Overcoming Table Terror (Econtone #4)

Overcoming Table Terror (Econtone #4)

Overcoming Table Terror. Ecotone #4

While some of us enter the wilds of the ecotone freely and of our own will, others get backed into it. Perhaps a little bit of off-roading at first, and before we know it, we’re hacking our way through the underbrush. Example: twenty years ago, I’m sitting in a friend’s Denver apartment. She’s a social worker, I’m committed to taking the same route, but we’re not above hobnobbing with other disciplines. In this case, a massage therapist, who enters the apartment and is clearly flustered. Between panicked breaths, she declares that one of her clients fell apart on her table; after an hour of scrambling to help this woman, she’s hysterical herself. She’s here to ask us: what happened? And more, how do I recover from this?

This event bred an early commitment in me to better prepare massage therapists for the abreaction my acquaintance backed into. An emotional reaction against a stimulus, abreactions are different from emotional releases. They often replay some previous trauma, a chance touch to a specific part of the body resulting in a recall of some childhood abuse which, if mishandled by the therapist, can further the client’s distress. Sometimes, it’s dramatic, with the client regressing to a young age. Usually, it’s less identifiable. A few years back, a woman came to me with gift certificate in hand, her friend believing that a massage would relax her obvious tension. I proceeded with my gentlest techniques, but despite responding to prompts to “breath deeply”, it was clear that she was becoming, in fact, increasingly uncomfortable. It was only in hindsite that I realized that, for her, any touch without effective support only drove her aversion in deeper.

Perhaps it was the promise I silently made twenty years ago, or the guilt I felt at failing this client, but recently I became a massage therapy instructor, with the specific intention of making those supportive skills available to any LMT interested in serving those whose damage is more than skin-deep. Usually, it’s a small group who meets in my office a few times a year. Each has had her share of experiences, and the six hours are as much about exploring these experiences as they are about the skills and resources I impart. In the interest of any massage therapist who experiences a similar predicament, these are some of the elements to keep in mind:

The body truly does store emotional information, as well as memories.
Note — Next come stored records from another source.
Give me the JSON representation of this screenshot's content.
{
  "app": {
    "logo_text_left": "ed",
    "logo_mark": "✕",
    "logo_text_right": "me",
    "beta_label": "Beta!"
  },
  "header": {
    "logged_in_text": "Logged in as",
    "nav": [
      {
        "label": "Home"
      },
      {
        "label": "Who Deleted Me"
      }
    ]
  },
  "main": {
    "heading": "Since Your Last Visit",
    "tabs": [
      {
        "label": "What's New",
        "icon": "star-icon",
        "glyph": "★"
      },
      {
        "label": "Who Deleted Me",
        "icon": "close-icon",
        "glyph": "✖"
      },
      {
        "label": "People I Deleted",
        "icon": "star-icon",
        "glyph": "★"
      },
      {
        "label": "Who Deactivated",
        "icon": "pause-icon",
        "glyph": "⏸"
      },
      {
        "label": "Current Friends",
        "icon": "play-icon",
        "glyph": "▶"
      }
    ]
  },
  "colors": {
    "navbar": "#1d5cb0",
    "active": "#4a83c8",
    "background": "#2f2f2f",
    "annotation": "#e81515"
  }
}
Recent findings about the brain, the autonomic nervous system, neuropeptides, even components of our collegen, all go towards explaining in tangible terms not only how trauma is stored but the most effective ways to release it. To not only understand this, but explain it clearly to clients, demystifies the process and often removes long-held shame for their seemingly unreasonable reactions. The relationship between therapist and client can be the primary healing tool. When the client feels safe and that she or he is truly cared for, that the session will be more fruitful. Finding new ways to communicate that care, and to use our powers of observation to pick up on potential issues before they show up on the table does much to keep the work, and the practitioner, grounded. The massage therapist who comes from a position of strength, and can form a strong container for the client, is more likely to avoid burnout as well as formulate safe space. Some of my most valuable time during the workshop is helping the students to strengthen their own boundaries, so that they do not become lost in clients who are themselves splintered. Knowing how to identify an abreaction at any stage, from mild to dissociative, and to know how to respond effectively, doesn’t stop at the office door. We can empower our clients with tools for self-care. Healing also involves the accessing of many resources, the support of each other, and the imperative to be knowledgeable about and to turn to complimentary fields for both ourselves and our clients.

Without the ability to share vulnerability, we lead lives confounded by loneliness.

History can be rewritten. Recently, I had the honor of working with a man who experienced considerable trauma during his childhood, and during his sessions, experienced both release and abreaction. His trembling body was frightening to him, and this, as well as his tears, resulted in an all-too-common abreaction: he turned away from me and covered his face. In his family, the show of any emotion was not tolerated. Gently, I encouraged him to look at me, and gradually, session after session, he was able to connect to me in his distress, to share it with me without shame. Without this ability to share vulnerability, we lead lives confounded by loneliness; with it, we gain more than the release of old pain, we gain a path to each other. Since I began giving this workshop a little over a year ago, I’ve been privileged to encounter some wonderful therapists, and it excites me that their work has deepened, allowing not only them, but their clients, a profound opportunity to form more meaningful and satisfying connections, and to move with greater confidence beyond the realm of clinician to that of healer…with the beginnings of a map to the ecotone.